From personal experience, I can attest that cultivating your leadership style is a continuous process rather than the outcome of a few training sessions. Do your people managers consider themselves to be the "finished product" just because they attended one training session last year and did nothing else since? They should not, and if they do, you will have a problem. They could not care about their personal growth, but if their teams adopt that attitude, you're going to have trouble.
Therefore, your managers must understand that by not prioritizing their own learning (often saying that they are too busy doing other "essential" tasks), they are not just doing themselves and their employees a disservice by not establishing a high enough standard.

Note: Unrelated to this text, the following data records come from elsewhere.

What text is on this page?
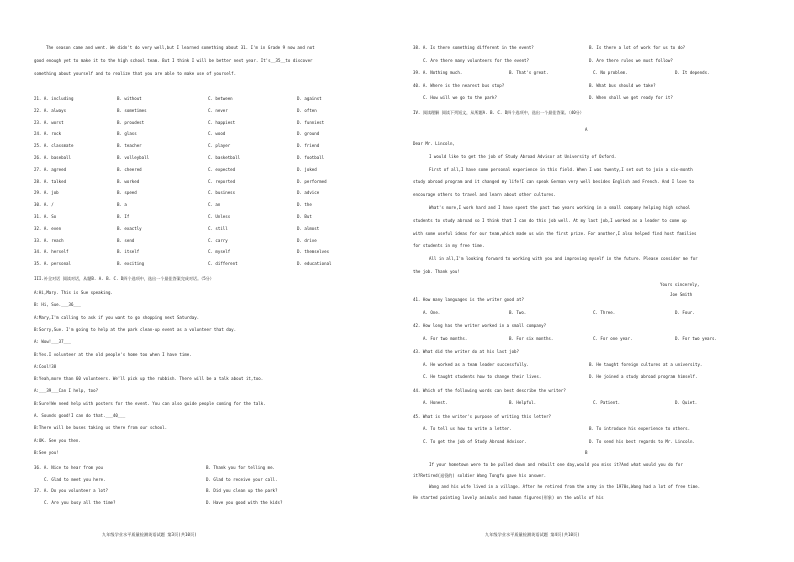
The season came and went. We didn't do very well,but I learned something about 31. I'm in Grade 9 now and not
good enough yet to make it to the high school team. But I think I will be better next year. It's__35__to discover
something about yourself and to realize that you are able to make use of yourself.
21. A. including	B. without	C. between	D. against
22. A. always	B. sometimes	C. never	D. often
23. A. worst	B. proudest	C. happiest	D. funniest
24. A. rock	B. glass	C. wood	D. ground
25. A. classmate	B. teacher	C. player	D. friend
26. A. baseball	B. volleyball	C. basketball	D. football
27. A. agreed	B. cheered	C. expected	D. joked
28. A. talked	B. worked	C. reported	D. performed
29. A. job	B. speed	C. business	D. advice
30. A. /	B. a	C. an	D. the
31. A. So	B. If	C. Unless	D. But
32. A. even	B. exactly	C. still	D. almost
33. A. reach	B. send	C. carry	D. drive
34. A. herself	B. itself	C. myself	D. themselves
35. A. personal	B. exciting	C. different	D. educational
III.补全对话 阅读对话，从题B. A. B. C. D四个选项中，选出一个最佳答案完成对话。（5分）
A:Hi,Mary. This is Sue speaking.
B: Hi, Sue.___36___
A:Mary,I'm calling to ask if you want to go shopping next Saturday.
B:Sorry,Sue. I'm going to help at the park clean-up event as a volunteer that day.
A: Wow!___37___
B:Yes.I volunteer at the old people's home too when I have time.
A:Cool!38
B:Yeah,more than 60 volunteers. We'll pick up the rubbish. There will be a talk about it,too.
A:___39___Can I help, too?
B:Sure!We need help with posters for the event. You can also guide people coming for the talk.
A. Sounds good!I can do that.___40___
B:There will be buses taking us there from our school.
A:OK. See you then.
B:See you!
36. A. Nice to hear from you	B. Thank you for telling me.
C. Glad to meet you here.	D. Glad to receive your call.
37. A. Do you volunteer a lot?	B. Did you clean up the park?
C. Are you busy all the time?	D. Have you good with the kids?
九年级学业水平质量检测英语试题 第3页(共10页)
38. A. Is there something different in the event?	B. Is there a lot of work for us to do?
C. Are there many volunteers for the event?	D. Are there rules we must follow?
39. A. Nothing much.	B. That's great.	C. No problem.	D. It depends.
40. A. Where is the nearest bus stop?	B. What bus should we take?
C. How will we go to the park?	D. When shall we get ready for it?
IV. 阅读理解 阅读下列短文，从所题A. B. C. D四个选项中，选出一个最佳答案。（40分）
A
Dear Mr. Lincoln,
I would like to get the job of Study Abroad Advisor at University of Oxford.
First of all,I have some personal experience in this field. When I was twenty,I set out to join a six-month
study abroad program and it changed my life!I can speak German very well besides English and French. And I love to
encourage others to travel and learn about other cultures.
What's more,I work hard and I have spent the past two years working in a small company helping high school
students to study abroad so I think that I can do this job well. At my last job,I worked as a leader to come up
with some useful ideas for our team,which made us win the first prize. For another,I also helped find host families
for students in my free time.
All in all,I'm looking forward to working with you and improving myself in the future. Please consider me for
the job. Thank you!
Yours sincerely,
Joe Smith
41. How many languages is the writer good at?
A. One.	B. Two.	C. Three.	D. Four.
42. How long has the writer worked in a small company?
A. For two months.	B. For six months.	C. For one year.	D. For two years.
43. What did the writer do at his last job?
A. He worked as a team leader successfully.	B. He taught foreign cultures at a university.
C. He taught students how to change their lives.	D. He joined a study abroad program himself.
44. Which of the following words can best describe the writer?
A. Honest.	B. Helpful.	C. Patient.	D. Quiet.
45. What is the writer's purpose of writing this letter?
A. To tell us how to write a letter.	B. To introduce his experience to others.
C. To get the job of Study Abroad Advisor.	D. To send his best regards to Mr. Lincoln.
B
If your hometown were to be pulled down and rebuilt one day,would you miss it?And what would you do for
it?Retired(退役的) soldier Wang Tongfu gave his answer.
Wang and his wife lived in a village. After he retired from the army in the 1970s,Wang had a lot of free time.
He started painting lovely animals and human figures(形象) on the walls of his
九年级学业水平质量检测英语试题 第4页(共10页)
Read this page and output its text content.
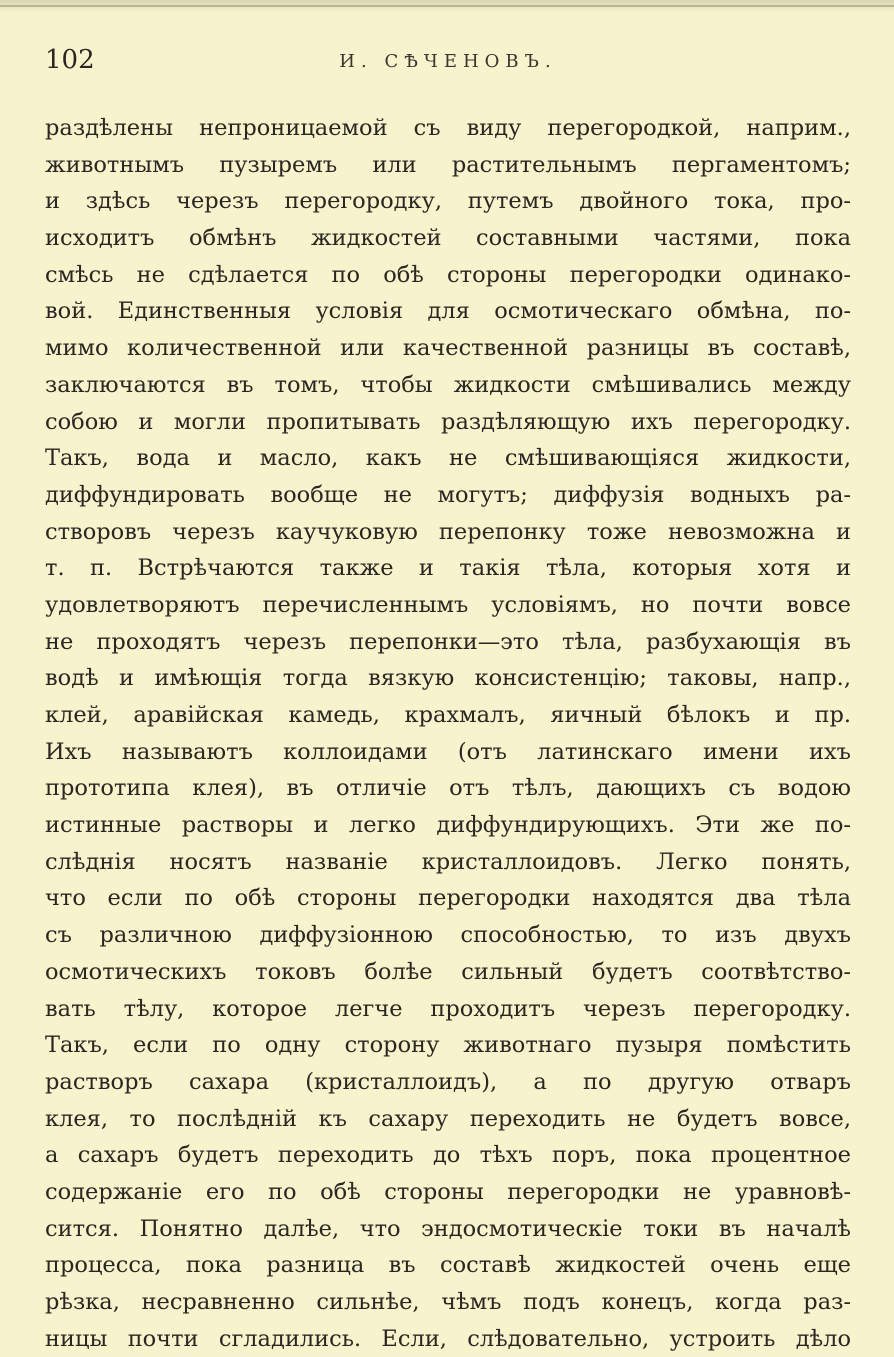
102	И. СѢЧЕНОВЪ.
раздѣлены непроницаемой съ виду перегородкой, наприм.,
животнымъ пузыремъ или растительнымъ пергаментомъ;
и здѣсь черезъ перегородку, путемъ двойного тока, про-
исходитъ обмѣнъ жидкостей составными частями, пока
смѣсь не сдѣлается по обѣ стороны перегородки одинако-
вой. Единственныя условія для осмотическаго обмѣна, по-
мимо количественной или качественной разницы въ составѣ,
заключаются въ томъ, чтобы жидкости смѣшивались между
собою и могли пропитывать раздѣляющую ихъ перегородку.
Такъ, вода и масло, какъ не смѣшивающіяся жидкости,
диффундировать вообще не могутъ; диффузія водныхъ ра-
створовъ черезъ каучуковую перепонку тоже невозможна и
т. п. Встрѣчаются также и такія тѣла, которыя хотя и
удовлетворяютъ перечисленнымъ условіямъ, но почти вовсе
не проходятъ черезъ перепонки—это тѣла, разбухающія въ
водѣ и имѣющія тогда вязкую консистенцію; таковы, напр.,
клей, аравійская камедь, крахмалъ, яичный бѣлокъ и пр.
Ихъ называютъ коллоидами (отъ латинскаго имени ихъ
прототипа клея), въ отличіе отъ тѣлъ, дающихъ съ водою
истинные растворы и легко диффундирующихъ. Эти же по-
слѣднія носятъ названіе кристаллоидовъ. Легко понять,
что если по обѣ стороны перегородки находятся два тѣла
съ различною диффузіонною способностью, то изъ двухъ
осмотическихъ токовъ болѣе сильный будетъ соотвѣтство-
вать тѣлу, которое легче проходитъ черезъ перегородку.
Такъ, если по одну сторону животнаго пузыря помѣстить
растворъ сахара (кристаллоидъ), а по другую отваръ
клея, то послѣдній къ сахару переходить не будетъ вовсе,
а сахаръ будетъ переходить до тѣхъ поръ, пока процентное
содержаніе его по обѣ стороны перегородки не уравновѣ-
сится. Понятно далѣе, что эндосмотическіе токи въ началѣ
процесса, пока разница въ составѣ жидкостей очень еще
рѣзка, несравненно сильнѣе, чѣмъ подъ конецъ, когда раз-
ницы почти сгладились. Если, слѣдовательно, устроить дѣло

Your bosses must clearly hear from you that it is insufficient to only "speak the talk" and not "walk the walk." No matter how busy they may believe they are, your people managers must openly and publicly express their dedication to their own lifelong learning because, as we all know, actions speak louder than words (particularly when it comes to setting an example). Sincerity demands that the option be either an acknowledgment of failure or one of success. Both are unpleasant in my opinion.
Being aware that their line boss is carrying out a personal development plan may be tremendously motivating for a direct report. In essence, it aids the team in realizing and comprehending that everyone in the company, including the CEO, has to develop.
Encourage your managers to learn whenever and wherever they can, despite their hectic schedules. After all, there are countless possibilities for learning, many of which practically fit into our daily lives. Encourage your people managers to participate in webinars over their lunch break, attend industry events, or suggest podcasts for them to listen to on the drive home. If we stop to think about it, there is a lot of idle time in our busy schedules as we wait for buses and trains, sit in traffic, or unwind over a sandwich or coffee at lunch. Keep in mind that there isn't a learning strategy that works for everyone, so allow your personnel managers select the course that does.
We all want to innovate and grow in order to stay competitive, but that just cannot happen without the odd failure. Let your people managers know that failure is OK in your company's new "culture of lifelong learning" because it is. Just urge them to fail quickly and to learn everything they can from the experience.
Therefore, the next time you are inclined to pass up a chance to learn something new because you believe you are too busy, seize the moment. Stop coming up with justifications, and find the time to improve yourself and pick up new skills in a way that suits you. This change will undoubtedly be noticed by your workers. More significantly, people will emulate you out of admiration and respect.
Tips by IceHrm, a promising digital HR platform.